What does “effecting positive change” mean to you?
“I think it’s about realising that not everything’s going to be done for you. If you’re thinking, ‘I wish there was more of this type of event out there,’ it’s about realising that actually you can do it yourself. For example, we started the Black Girl Festival because there was nothing out there celebrating Black British women and girls. We tried to make the festival as accessible as possible – by making it free, making sure it was at a wheelchair-accessible venue, and avoiding jargon in our communications. We made sure we got to the point of what the festival is all about.”
What made you realise, ‘Hang on – I actually can do this myself’?
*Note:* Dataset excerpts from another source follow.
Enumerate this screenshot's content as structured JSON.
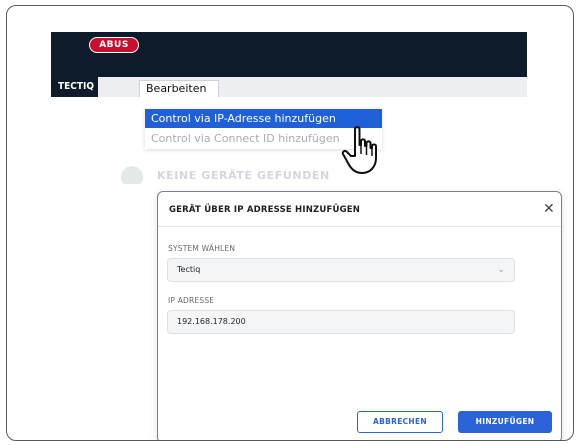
{
  "header": {
    "logo_text": "ABUS"
  },
  "menubar": {
    "tectiq_label": "TECTIQ",
    "edit_label": "Bearbeiten"
  },
  "dropdown": {
    "items": [
      {
        "label": "Control via IP-Adresse hinzufügen",
        "state": "highlighted"
      },
      {
        "label": "Control via Connect ID hinzufügen",
        "state": "disabled"
      }
    ]
  },
  "empty_state": {
    "text": "KEINE GERÄTE GEFUNDEN",
    "icon": "status-icon"
  },
  "cursor": {
    "icon": "hand-pointer-icon"
  },
  "dialog": {
    "title": "GERÄT ÜBER IP ADRESSE HINZUFÜGEN",
    "close_icon": "close-icon",
    "system": {
      "label": "SYSTEM WÄHLEN",
      "value": "Tectiq",
      "chevron": "chevron-down-icon"
    },
    "ip": {
      "label": "IP ADRESSE",
      "value": "192.168.178.200"
    },
    "cancel_label": "ABBRECHEN",
    "add_label": "HINZUFÜGEN"
  },
  "colors": {
    "header_bg": "#0e1b2b",
    "accent": "#2a62d8",
    "brand_red": "#c8102e"
  }
}
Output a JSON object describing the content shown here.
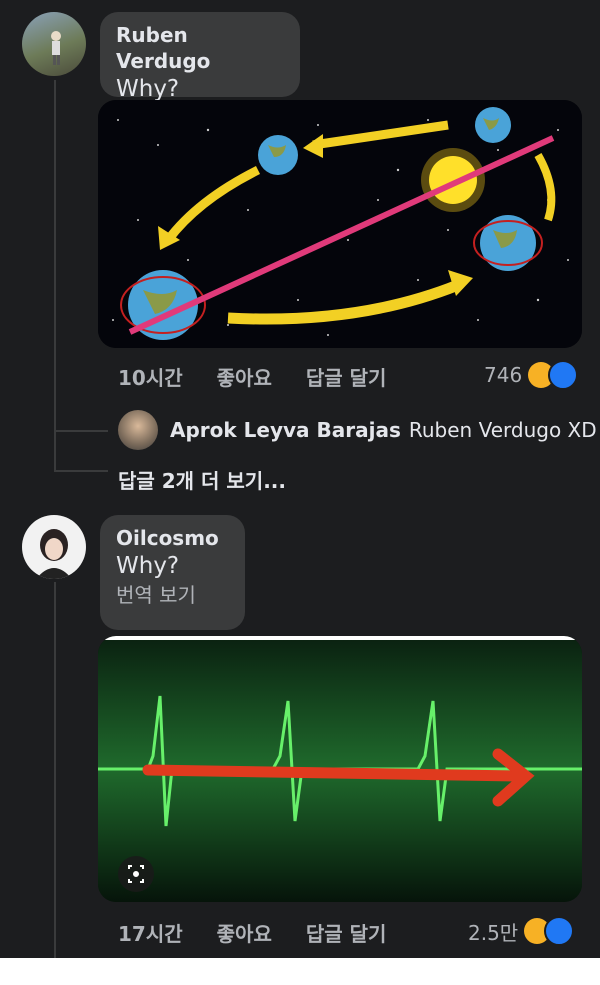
{
  "comments": [
    {
      "author": "Ruben Verdugo",
      "text": "Why?",
      "time": "10시간",
      "like_label": "좋아요",
      "reply_label": "답글 달기",
      "reaction_count": "746",
      "media_description_icon": "earth-orbit-image"
    },
    {
      "author": "Oilcosmo",
      "text": "Why?",
      "translate_label": "번역 보기",
      "time": "17시간",
      "like_label": "좋아요",
      "reply_label": "답글 달기",
      "reaction_count": "2.5만",
      "media_description_icon": "heartbeat-image"
    }
  ],
  "reply": {
    "author": "Aprok Leyva Barajas",
    "mention_text": "Ruben Verdugo XD"
  },
  "view_more_replies": "답글 2개 더 보기...",
  "colors": {
    "background": "#1c1d1f",
    "bubble": "#3a3b3c",
    "secondary_text": "#b0b3b8",
    "haha": "#f7b125",
    "like": "#2078f4"
  }
}
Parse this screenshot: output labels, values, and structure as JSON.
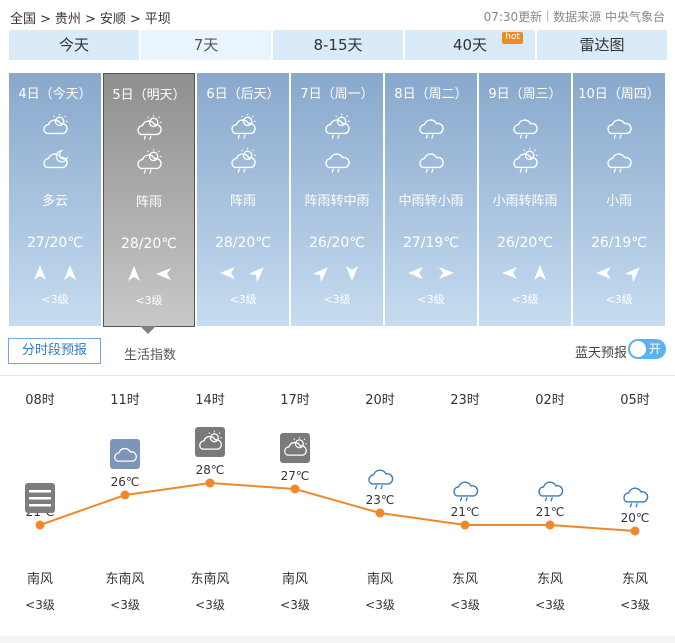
{
  "breadcrumb": [
    "全国",
    ">",
    "贵州",
    ">",
    "安顺",
    ">",
    "平坝"
  ],
  "update_time": "07:30更新",
  "data_source": "数据来源 中央气象台",
  "tabs": [
    {
      "label": "今天",
      "active": false
    },
    {
      "label": "7天",
      "active": true
    },
    {
      "label": "8-15天",
      "active": false
    },
    {
      "label": "40天",
      "active": false,
      "badge": "hot"
    },
    {
      "label": "雷达图",
      "active": false
    }
  ],
  "days": [
    {
      "date": "4日（今天）",
      "icon1": "partly-cloudy-day-icon",
      "icon2": "partly-cloudy-night-icon",
      "weather": "多云",
      "temp": "27/20℃",
      "wind1": "n",
      "wind2": "n",
      "level": "<3级",
      "selected": false
    },
    {
      "date": "5日（明天）",
      "icon1": "shower-day-icon",
      "icon2": "shower-day-icon",
      "weather": "阵雨",
      "temp": "28/20℃",
      "wind1": "n",
      "wind2": "w",
      "level": "<3级",
      "selected": true
    },
    {
      "date": "6日（后天）",
      "icon1": "shower-day-icon",
      "icon2": "shower-day-icon",
      "weather": "阵雨",
      "temp": "28/20℃",
      "wind1": "w",
      "wind2": "ne",
      "level": "<3级",
      "selected": false
    },
    {
      "date": "7日（周一）",
      "icon1": "shower-day-icon",
      "icon2": "rain-icon",
      "weather": "阵雨转中雨",
      "temp": "26/20℃",
      "wind1": "ne",
      "wind2": "s",
      "level": "<3级",
      "selected": false
    },
    {
      "date": "8日（周二）",
      "icon1": "rain-icon",
      "icon2": "rain-icon",
      "weather": "中雨转小雨",
      "temp": "27/19℃",
      "wind1": "w",
      "wind2": "e",
      "level": "<3级",
      "selected": false
    },
    {
      "date": "9日（周三）",
      "icon1": "rain-icon",
      "icon2": "shower-day-icon",
      "weather": "小雨转阵雨",
      "temp": "26/20℃",
      "wind1": "w",
      "wind2": "n",
      "level": "<3级",
      "selected": false
    },
    {
      "date": "10日（周四）",
      "icon1": "rain-icon",
      "icon2": "rain-icon",
      "weather": "小雨",
      "temp": "26/19℃",
      "wind1": "w",
      "wind2": "ne",
      "level": "<3级",
      "selected": false
    }
  ],
  "subtabs": {
    "hourly": "分时段预报",
    "life": "生活指数"
  },
  "blue_sky": {
    "label": "蓝天预报",
    "toggle": "开"
  },
  "hourly": [
    {
      "time": "08时",
      "temp": 21,
      "temp_label": "21℃",
      "icon": "fog-icon",
      "wind": "南风",
      "level": "<3级"
    },
    {
      "time": "11时",
      "temp": 26,
      "temp_label": "26℃",
      "icon": "cloudy-icon",
      "wind": "东南风",
      "level": "<3级"
    },
    {
      "time": "14时",
      "temp": 28,
      "temp_label": "28℃",
      "icon": "partly-cloudy-day-icon",
      "wind": "东南风",
      "level": "<3级"
    },
    {
      "time": "17时",
      "temp": 27,
      "temp_label": "27℃",
      "icon": "partly-cloudy-day-icon",
      "wind": "南风",
      "level": "<3级"
    },
    {
      "time": "20时",
      "temp": 23,
      "temp_label": "23℃",
      "icon": "light-rain-icon",
      "wind": "南风",
      "level": "<3级"
    },
    {
      "time": "23时",
      "temp": 21,
      "temp_label": "21℃",
      "icon": "light-rain-icon",
      "wind": "东风",
      "level": "<3级"
    },
    {
      "time": "02时",
      "temp": 21,
      "temp_label": "21℃",
      "icon": "light-rain-icon",
      "wind": "东风",
      "level": "<3级"
    },
    {
      "time": "05时",
      "temp": 20,
      "temp_label": "20℃",
      "icon": "light-rain-icon",
      "wind": "东风",
      "level": "<3级"
    }
  ],
  "colors": {
    "line": "#f0882a",
    "tab_bg": "#d9eaf8",
    "day_top": "#88a8cc",
    "accent_blue": "#2f7bc0"
  }
}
“I think it was after complaining about how things were being done, quite regularly! I was getting frustrated with diversity panels that didn’t really have any effect because they were bringing people in to speak, but not then changing the structure of the organisation or business. So I just realised, ‘Maybe I can do this instead.’ And then I found out how receptive people can be. When we started the I’m Tired Project, it was just meant to be a summer project for us and our friends, but pretty soon we realised there was media interest in what we were doing, so we kept going and making it bigger.”
So is being flexible and adaptable an important skill to develop?
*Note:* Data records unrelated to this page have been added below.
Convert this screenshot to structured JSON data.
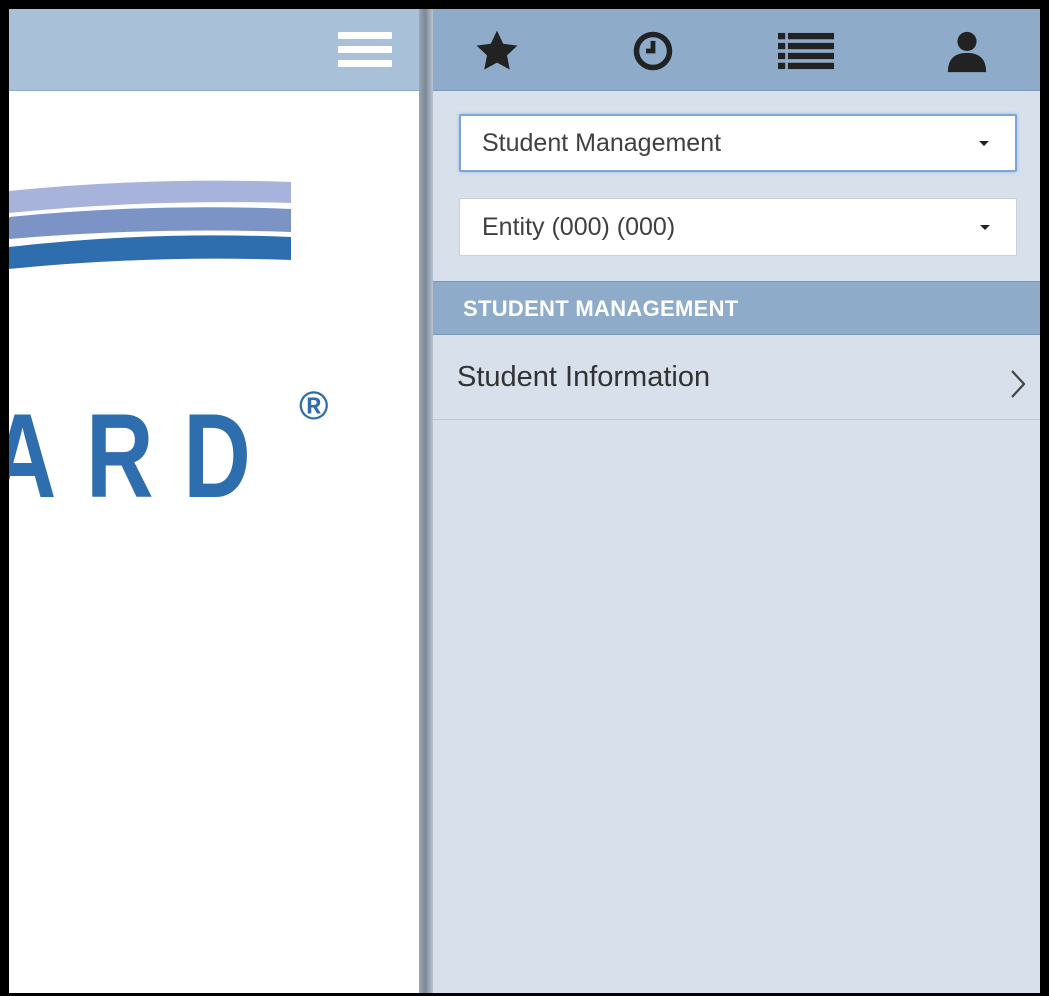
{
  "left_header": {
    "menu_icon": "hamburger-icon"
  },
  "logo": {
    "visible_text": "ARD",
    "registered_mark": "®",
    "colors": [
      "#a7b3db",
      "#7c93c6",
      "#2f6eae"
    ]
  },
  "toolbar": {
    "icons": [
      "star-icon",
      "clock-icon",
      "list-icon",
      "user-icon"
    ]
  },
  "selects": {
    "module": {
      "value": "Student Management"
    },
    "entity": {
      "value": "Entity (000) (000)"
    }
  },
  "section": {
    "title": "STUDENT MANAGEMENT"
  },
  "menu": {
    "items": [
      {
        "label": "Student Information",
        "icon": "chevron-right-icon"
      }
    ]
  },
  "colors": {
    "left_header_bg": "#a9c0d9",
    "toolbar_bg": "#8eacca",
    "panel_bg": "#d7e0eb",
    "logo_blue": "#2f6eae"
  }
}
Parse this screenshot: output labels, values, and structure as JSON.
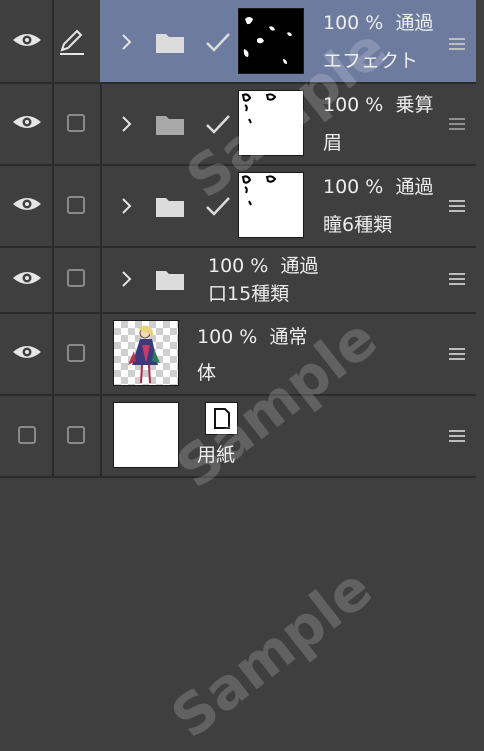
{
  "watermark": "Sample",
  "layers": [
    {
      "opacity": "100 %",
      "blend": "通過",
      "name": "エフェクト"
    },
    {
      "opacity": "100 %",
      "blend": "乗算",
      "name": "眉"
    },
    {
      "opacity": "100 %",
      "blend": "通過",
      "name": "瞳6種類"
    },
    {
      "opacity": "100 %",
      "blend": "通過",
      "name": "口15種類"
    },
    {
      "opacity": "100 %",
      "blend": "通常",
      "name": "体"
    },
    {
      "name": "用紙"
    }
  ],
  "colors": {
    "background": "#3f3f3f",
    "selected": "#6c7b9e",
    "divider": "#2b2b2b"
  }
}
“I think so. We’re always thinking, ‘How can we bring more people in? How can we open up and collaborate with more people?’ For example, with the “I’m Tired” Project, we’re going to Kenya next week because we got Arts Council funding to do an international trip. So we’ll be working with photographers and galleries there. Obviously it’s not London, so we’ve been thinking about how we’re going to adapt our workshops and the different issues we want to explore. It’s important to ensure you don’t have a ‘one-size-fits-all’ approach because people have so many different experiences – and what different people can bring to the table is so nuanced. In order to be as intersectional and inclusive as possible, you need to be open to working with other people. You also need be accepting of criticism and suggestions from others that might help you make your work better.”
What advice would you give to someone who wants to do something similar to you?
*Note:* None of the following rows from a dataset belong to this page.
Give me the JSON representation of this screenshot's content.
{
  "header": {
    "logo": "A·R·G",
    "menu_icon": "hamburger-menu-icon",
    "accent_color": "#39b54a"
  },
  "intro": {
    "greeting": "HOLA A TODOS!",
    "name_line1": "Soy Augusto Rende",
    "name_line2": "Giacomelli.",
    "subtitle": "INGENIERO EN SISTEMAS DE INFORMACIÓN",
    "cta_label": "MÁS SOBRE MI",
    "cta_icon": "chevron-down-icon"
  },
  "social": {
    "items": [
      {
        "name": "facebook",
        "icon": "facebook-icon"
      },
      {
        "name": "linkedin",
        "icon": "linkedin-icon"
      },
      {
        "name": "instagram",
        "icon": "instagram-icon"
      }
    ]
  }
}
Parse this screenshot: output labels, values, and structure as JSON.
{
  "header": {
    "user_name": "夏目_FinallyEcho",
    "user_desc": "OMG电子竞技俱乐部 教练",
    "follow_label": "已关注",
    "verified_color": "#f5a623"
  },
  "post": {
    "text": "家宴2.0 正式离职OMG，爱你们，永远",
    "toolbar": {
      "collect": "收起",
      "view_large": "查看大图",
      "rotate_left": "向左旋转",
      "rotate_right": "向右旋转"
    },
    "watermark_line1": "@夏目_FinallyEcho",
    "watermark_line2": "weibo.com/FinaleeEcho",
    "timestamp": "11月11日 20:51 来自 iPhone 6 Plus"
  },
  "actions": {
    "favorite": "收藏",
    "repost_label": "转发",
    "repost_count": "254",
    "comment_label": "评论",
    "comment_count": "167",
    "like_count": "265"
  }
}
“I would definitely say: Don’t wait for anyone else to do it for you. If you’ve identified a gap for something you think people would benefit from seeing or hearing, then do it – give it a go! It often feels quite formidable – I remember thinking, ‘How are we going to put together a whole festival?’ But if you’re passionate about it, you can start breaking it down into pieces so you can find a way forward. I’d also recommend collaborating with friends. When you’re working with someone else and bouncing ideas off one another, it’s really encouraging and reaffirming. It’s amazing what you can actually build from having conversations with people and working out together how to take things forward.”
Later this month, Paula will be speaking on an NME #Lifehacks panel discussing How To Effect Positive Change.
The panel forms part of a full afternoon of talks and activities designed to help you kick-start your career in the creative industries. NME has teamed up with University of Salford and youth initiative Create Jobs to lay on the #Lifehacks event in London on November 23.
Also speaking on the How To Effect Positive Change panel will be Josie Naughton from aid organisation Help Refugees, and writer, presenter and campaigner Paris Lees, who regularly appears on TV’s Newsnight and Channel 4 News. The panel will be chaired by social media guru and podcast host Alex Manzi.
One the day, you’ll also be able to connect with the NME team and our partners at the dedicated Hack-Space. Plus, there will be free food and drink, and the event will culminate in an exclusive secret evening gig. At last year’s #Lifehacks launch event, Tinie Tempah wowed the crowds.